Why don't we just require everything to be made out of clear PET?
Like, seriously. Why are we allowing plastic companies to produce millions of pounds of barely recyclable crap?

[–] Indicah 2 points 10 months ago* (last edited 10 months ago)

You know what's even more recyclable? Glass.

Only around 25% of PET plastic is recycled anyway (In the USA), so I don't think that will help.

[–] [email protected] 4 points 10 months ago

Green washing. Carbon credits don't work either.

[–] paysrenttobirds 1 points 10 months ago

Having a framework people are participating in to pay for the lifetime costs of plastic is an enormous step in the right direction.

The article is describing the many ways people are filling in the blanks in the early stages of this global endeavor. On the whole I would say there is a lot of positive energy for it.
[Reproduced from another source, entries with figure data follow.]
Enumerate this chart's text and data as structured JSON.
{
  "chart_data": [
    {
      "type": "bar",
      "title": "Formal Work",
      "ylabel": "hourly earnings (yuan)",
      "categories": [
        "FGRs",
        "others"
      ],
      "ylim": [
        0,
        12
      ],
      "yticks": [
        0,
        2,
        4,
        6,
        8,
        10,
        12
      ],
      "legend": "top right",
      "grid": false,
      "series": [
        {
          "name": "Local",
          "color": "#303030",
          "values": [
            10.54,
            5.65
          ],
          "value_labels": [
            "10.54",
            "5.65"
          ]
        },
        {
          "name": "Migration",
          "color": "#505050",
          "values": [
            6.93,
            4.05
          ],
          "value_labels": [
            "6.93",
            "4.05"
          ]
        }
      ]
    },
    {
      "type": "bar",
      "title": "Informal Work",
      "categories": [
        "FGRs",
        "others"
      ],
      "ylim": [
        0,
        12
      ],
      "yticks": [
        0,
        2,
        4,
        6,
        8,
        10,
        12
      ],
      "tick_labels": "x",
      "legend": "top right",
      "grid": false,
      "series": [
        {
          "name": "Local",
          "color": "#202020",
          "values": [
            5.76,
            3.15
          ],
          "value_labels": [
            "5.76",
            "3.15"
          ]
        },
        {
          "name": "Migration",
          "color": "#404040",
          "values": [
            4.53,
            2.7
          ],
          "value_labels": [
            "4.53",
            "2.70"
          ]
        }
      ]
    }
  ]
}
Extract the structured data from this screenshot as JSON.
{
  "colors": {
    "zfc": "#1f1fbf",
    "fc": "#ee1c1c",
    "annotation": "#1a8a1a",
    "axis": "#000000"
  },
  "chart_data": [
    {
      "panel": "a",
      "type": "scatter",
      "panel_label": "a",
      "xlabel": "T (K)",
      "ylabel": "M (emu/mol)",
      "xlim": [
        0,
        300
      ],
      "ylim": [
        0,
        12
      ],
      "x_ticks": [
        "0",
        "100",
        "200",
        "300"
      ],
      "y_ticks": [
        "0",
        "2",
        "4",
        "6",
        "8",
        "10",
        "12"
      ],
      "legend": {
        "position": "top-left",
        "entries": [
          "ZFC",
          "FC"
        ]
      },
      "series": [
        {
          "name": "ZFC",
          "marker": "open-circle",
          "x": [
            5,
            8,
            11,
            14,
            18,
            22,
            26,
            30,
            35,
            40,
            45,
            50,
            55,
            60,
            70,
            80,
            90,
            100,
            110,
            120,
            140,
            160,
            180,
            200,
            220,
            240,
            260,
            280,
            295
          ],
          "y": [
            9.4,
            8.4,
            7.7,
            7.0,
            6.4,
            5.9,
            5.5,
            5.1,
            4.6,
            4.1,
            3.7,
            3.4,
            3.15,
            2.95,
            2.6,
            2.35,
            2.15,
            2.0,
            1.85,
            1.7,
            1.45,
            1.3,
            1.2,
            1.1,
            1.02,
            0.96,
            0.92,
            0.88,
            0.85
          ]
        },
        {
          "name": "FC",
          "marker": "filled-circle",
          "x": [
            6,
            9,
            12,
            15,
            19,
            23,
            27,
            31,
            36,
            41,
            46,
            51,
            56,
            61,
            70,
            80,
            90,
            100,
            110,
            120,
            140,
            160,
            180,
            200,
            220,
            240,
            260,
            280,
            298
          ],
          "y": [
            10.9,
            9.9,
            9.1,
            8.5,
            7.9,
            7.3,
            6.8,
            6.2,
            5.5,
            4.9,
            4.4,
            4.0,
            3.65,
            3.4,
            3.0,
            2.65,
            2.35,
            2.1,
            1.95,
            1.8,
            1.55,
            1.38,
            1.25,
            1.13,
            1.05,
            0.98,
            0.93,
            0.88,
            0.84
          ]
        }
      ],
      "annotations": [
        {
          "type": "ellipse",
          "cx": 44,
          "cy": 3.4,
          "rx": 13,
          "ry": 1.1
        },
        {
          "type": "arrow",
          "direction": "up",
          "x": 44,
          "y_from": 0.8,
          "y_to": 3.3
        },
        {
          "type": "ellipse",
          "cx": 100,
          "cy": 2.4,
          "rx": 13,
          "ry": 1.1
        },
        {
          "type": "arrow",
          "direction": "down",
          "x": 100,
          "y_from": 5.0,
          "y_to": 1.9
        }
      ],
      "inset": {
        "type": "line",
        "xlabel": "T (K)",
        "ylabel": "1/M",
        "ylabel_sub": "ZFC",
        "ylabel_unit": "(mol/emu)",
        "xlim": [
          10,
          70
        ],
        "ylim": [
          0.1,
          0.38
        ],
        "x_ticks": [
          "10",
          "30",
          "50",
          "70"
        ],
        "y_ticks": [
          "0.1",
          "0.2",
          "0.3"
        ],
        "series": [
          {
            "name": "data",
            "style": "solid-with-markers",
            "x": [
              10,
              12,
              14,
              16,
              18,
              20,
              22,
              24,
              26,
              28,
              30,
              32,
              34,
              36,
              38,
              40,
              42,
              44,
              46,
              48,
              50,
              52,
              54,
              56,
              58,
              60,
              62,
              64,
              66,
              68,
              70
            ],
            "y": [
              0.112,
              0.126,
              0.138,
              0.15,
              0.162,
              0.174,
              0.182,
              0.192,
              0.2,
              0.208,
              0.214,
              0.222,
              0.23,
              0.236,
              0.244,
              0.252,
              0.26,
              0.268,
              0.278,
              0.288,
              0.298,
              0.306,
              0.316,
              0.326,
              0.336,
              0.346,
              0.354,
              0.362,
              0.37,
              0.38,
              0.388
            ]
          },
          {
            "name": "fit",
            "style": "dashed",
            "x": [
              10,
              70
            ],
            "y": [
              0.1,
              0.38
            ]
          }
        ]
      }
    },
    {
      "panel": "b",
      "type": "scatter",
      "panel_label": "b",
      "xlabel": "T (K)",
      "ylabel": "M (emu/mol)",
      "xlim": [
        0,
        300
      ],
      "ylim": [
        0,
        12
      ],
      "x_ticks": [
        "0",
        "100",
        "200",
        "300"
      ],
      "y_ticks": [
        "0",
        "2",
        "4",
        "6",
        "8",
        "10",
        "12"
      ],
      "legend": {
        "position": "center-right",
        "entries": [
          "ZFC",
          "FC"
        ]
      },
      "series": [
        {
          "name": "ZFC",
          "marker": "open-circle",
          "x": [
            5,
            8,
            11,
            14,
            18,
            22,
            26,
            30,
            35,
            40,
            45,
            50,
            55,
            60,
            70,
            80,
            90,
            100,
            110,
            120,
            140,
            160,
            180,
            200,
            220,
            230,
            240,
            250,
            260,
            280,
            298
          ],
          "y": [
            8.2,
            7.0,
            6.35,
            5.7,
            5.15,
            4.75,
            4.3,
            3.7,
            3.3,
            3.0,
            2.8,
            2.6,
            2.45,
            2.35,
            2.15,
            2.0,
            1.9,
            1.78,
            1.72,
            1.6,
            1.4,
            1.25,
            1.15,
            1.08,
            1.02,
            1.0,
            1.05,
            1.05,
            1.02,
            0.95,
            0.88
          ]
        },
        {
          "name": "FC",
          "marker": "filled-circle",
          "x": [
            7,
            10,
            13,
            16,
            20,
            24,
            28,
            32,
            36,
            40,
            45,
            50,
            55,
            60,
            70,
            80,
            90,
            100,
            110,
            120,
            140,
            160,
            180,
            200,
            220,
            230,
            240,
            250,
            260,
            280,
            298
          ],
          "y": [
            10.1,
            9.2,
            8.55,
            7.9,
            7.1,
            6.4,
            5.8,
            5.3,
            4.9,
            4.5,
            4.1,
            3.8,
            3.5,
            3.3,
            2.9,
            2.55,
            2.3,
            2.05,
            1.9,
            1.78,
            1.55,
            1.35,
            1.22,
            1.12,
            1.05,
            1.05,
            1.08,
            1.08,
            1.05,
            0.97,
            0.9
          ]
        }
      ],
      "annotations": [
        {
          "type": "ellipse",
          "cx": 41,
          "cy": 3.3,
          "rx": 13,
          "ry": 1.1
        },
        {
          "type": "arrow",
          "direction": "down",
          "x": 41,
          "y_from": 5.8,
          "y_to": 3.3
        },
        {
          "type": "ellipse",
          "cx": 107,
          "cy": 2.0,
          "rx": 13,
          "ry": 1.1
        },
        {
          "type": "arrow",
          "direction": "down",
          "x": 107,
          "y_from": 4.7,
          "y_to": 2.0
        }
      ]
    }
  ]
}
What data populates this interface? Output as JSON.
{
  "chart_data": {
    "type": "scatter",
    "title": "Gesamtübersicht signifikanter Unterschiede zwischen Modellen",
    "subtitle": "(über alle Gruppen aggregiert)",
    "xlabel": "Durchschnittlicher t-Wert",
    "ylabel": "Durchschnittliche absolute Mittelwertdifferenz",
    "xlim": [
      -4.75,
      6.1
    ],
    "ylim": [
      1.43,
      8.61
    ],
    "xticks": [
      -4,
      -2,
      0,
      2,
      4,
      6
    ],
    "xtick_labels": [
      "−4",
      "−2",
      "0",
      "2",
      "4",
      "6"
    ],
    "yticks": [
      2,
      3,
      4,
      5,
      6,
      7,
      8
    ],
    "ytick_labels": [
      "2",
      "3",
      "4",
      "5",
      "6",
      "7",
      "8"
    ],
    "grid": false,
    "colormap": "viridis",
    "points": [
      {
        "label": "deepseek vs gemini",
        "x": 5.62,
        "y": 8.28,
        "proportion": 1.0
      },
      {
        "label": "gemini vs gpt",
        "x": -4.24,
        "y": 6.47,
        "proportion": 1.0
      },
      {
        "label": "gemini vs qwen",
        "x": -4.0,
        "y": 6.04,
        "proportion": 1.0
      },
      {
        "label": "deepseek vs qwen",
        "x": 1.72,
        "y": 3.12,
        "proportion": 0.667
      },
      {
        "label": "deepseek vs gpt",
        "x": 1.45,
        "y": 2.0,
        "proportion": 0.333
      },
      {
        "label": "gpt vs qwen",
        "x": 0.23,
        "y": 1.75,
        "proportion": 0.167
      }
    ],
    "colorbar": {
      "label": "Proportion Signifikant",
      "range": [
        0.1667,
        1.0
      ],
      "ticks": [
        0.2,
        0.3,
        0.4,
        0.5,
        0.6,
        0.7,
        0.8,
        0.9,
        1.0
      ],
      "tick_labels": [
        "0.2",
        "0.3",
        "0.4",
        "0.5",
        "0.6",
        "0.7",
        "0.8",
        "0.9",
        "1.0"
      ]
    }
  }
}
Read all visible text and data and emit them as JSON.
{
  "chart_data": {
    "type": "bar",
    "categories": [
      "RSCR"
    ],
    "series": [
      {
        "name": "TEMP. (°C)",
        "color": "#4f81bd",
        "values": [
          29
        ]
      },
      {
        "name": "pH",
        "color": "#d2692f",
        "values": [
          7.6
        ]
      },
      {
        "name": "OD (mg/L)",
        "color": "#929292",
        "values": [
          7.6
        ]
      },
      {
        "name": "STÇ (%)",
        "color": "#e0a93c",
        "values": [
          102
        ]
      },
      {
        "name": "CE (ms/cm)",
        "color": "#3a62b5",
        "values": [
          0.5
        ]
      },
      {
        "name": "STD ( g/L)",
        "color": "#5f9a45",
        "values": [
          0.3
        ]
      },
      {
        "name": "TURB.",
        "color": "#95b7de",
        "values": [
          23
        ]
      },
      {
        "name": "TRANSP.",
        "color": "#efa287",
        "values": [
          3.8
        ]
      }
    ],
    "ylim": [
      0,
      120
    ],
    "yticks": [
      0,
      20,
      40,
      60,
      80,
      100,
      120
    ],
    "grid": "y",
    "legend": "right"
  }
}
I wish this very essential watchdog type of article could make clear that the results it reports are not unexpected and hopeless and damning of the whole concept, but rather normal learning curve for regulating an enormous industry in new ways. Skeptical, but constructive and understanding that you rely on other people to get this work done and don't actually know how to do it all yourself so to some extent you have to wait and see what others come up with.

[–] [email protected] 1 points 10 months ago (1 children)

I understand there are many problems with buying your way toward fixing pollution instead of actually eliminating or reducing it. Especially when there’s limited oversight on the paid organizations. This is not solving the problem and is not a long term solution. The greenwashing aspect is real.

But is this not a step in the right direction? It’s taking some profits and turning the funds toward environmental cleanup. It’s a company taking some level of responsibility over the harm caused AND actually putting resources toward it.

It seems logical that the next step is to avoid this expense, which could potential lead to actually curbing plastic waste or carbon emissions. By including this damage as a true cost to the business, it then incentivizes taking action to prevent the expense itself.

[–] Indicah 0 points 10 months ago* (last edited 10 months ago)

Right now it's about as useful as the 10 cents for a plastic bag thing. Tiny inconvenience and everyone does it anyway.

The penalty needs to be at least 10 times more if we want companies to even notice.

[–] [email protected] 0 points 10 months ago

If you have to ask the question, don’t you already know the answer?